Embedded Systems
A practical HW-aware NAS flow for AI vision applications on embedded heterogeneous SoCs
Published on - International Workshop on Design and Architecture for Signal and Image Processing 2025
Implementing efficient Deep Neural Networks (DNNs) for dense-prediction vision applications on embedded heterogeneous SoCs comes with many challenges, such as latency and energy constraints. To tackle them, we propose a novel and practical multi-objective Hardware-aware Neural Architecture Search (HW-NAS) framework able, for the first time, to handle complex search spaces while considering the hardware manufacturer’s expertise.
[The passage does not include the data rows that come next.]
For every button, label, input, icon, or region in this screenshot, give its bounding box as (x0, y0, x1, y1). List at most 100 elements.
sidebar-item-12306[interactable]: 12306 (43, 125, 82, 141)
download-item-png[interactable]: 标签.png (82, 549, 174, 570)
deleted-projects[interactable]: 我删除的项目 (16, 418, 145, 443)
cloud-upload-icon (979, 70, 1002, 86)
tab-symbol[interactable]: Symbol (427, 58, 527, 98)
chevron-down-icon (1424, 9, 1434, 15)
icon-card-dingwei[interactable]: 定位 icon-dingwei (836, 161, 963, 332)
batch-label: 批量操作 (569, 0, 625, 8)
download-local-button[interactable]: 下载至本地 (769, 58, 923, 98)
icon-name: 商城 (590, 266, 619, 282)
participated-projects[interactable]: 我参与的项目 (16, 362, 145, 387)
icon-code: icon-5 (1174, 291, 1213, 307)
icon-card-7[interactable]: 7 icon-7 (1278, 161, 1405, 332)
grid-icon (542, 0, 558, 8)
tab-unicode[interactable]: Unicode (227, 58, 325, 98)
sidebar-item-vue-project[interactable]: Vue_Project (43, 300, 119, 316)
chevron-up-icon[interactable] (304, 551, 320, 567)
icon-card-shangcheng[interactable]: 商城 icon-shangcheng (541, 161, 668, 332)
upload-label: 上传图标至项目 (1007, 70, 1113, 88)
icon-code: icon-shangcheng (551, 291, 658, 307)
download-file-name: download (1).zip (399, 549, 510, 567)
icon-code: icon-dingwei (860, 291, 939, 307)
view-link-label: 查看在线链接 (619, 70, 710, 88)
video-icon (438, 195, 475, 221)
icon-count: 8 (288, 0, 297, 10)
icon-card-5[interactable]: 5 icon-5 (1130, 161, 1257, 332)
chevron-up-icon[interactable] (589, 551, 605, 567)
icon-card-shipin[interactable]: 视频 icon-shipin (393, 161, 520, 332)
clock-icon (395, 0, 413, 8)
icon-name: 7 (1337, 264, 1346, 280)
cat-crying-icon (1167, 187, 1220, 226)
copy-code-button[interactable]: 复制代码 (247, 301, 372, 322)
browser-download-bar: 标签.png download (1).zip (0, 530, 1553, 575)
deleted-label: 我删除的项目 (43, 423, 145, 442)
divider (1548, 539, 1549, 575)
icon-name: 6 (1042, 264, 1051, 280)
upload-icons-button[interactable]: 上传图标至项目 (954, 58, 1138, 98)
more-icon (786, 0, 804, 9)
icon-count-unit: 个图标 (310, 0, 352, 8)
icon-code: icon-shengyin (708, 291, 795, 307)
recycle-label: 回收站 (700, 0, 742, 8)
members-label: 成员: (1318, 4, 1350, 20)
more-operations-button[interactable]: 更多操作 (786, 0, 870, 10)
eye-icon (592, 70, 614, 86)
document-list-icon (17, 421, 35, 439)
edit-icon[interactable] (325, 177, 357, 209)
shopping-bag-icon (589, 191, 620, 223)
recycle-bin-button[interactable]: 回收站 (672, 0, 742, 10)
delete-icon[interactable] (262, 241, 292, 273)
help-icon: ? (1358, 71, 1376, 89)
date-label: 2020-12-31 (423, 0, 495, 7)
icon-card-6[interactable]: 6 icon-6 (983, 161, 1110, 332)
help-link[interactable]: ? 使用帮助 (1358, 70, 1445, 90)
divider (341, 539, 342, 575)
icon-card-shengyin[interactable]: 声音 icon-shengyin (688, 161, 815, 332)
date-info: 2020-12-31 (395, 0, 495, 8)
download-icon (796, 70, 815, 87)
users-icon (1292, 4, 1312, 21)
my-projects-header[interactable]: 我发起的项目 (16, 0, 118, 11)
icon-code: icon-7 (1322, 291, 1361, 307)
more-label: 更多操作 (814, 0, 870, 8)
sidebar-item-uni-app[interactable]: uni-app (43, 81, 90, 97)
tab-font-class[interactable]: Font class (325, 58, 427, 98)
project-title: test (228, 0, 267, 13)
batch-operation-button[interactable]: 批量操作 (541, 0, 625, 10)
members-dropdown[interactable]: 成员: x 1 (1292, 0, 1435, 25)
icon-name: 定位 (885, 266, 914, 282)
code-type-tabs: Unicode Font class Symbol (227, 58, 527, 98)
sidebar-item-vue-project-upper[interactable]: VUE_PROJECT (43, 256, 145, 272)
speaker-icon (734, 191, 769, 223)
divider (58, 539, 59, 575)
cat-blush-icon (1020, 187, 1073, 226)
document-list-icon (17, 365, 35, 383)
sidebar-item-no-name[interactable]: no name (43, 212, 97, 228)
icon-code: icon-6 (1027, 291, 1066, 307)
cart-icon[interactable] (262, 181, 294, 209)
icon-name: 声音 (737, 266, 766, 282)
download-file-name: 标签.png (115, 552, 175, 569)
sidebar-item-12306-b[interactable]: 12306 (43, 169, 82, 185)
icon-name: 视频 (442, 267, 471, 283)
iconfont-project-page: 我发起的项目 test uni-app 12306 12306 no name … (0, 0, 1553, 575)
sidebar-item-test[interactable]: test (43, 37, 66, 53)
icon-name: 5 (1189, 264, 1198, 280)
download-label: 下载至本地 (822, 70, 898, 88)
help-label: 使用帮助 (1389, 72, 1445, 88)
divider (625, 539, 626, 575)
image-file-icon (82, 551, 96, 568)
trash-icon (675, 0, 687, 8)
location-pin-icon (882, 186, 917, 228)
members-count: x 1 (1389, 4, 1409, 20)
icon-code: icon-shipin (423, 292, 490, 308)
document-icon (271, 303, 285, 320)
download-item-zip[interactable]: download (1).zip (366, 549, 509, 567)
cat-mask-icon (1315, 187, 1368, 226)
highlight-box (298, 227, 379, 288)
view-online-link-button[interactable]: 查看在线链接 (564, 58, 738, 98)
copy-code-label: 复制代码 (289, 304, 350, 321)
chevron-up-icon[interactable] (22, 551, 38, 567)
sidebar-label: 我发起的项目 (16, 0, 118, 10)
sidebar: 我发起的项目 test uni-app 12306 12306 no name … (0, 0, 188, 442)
This HW-NAS flow targeting Nvidia’s Orin SoCs relies on (1) a practical strategy to reduce the total exploration duration, and (2) a compact enhancement of the existing TensorRT deployment flow. On the FasterSeg’s search space, our framework can obtain a latency-power-mIoU Pareto front for multiple power modes in only 66 hours (-33 % than inital flows) using 8 Nvidia A100 GPUs. Compared to default mappings, these results demonstrate that our novel mapping strategy can obtain practical solutions with either 50 % less power consumption or 80 % less latency for the same accuracy performance, or achieve a better accuracy (+6 %) with 30 % less power consumption.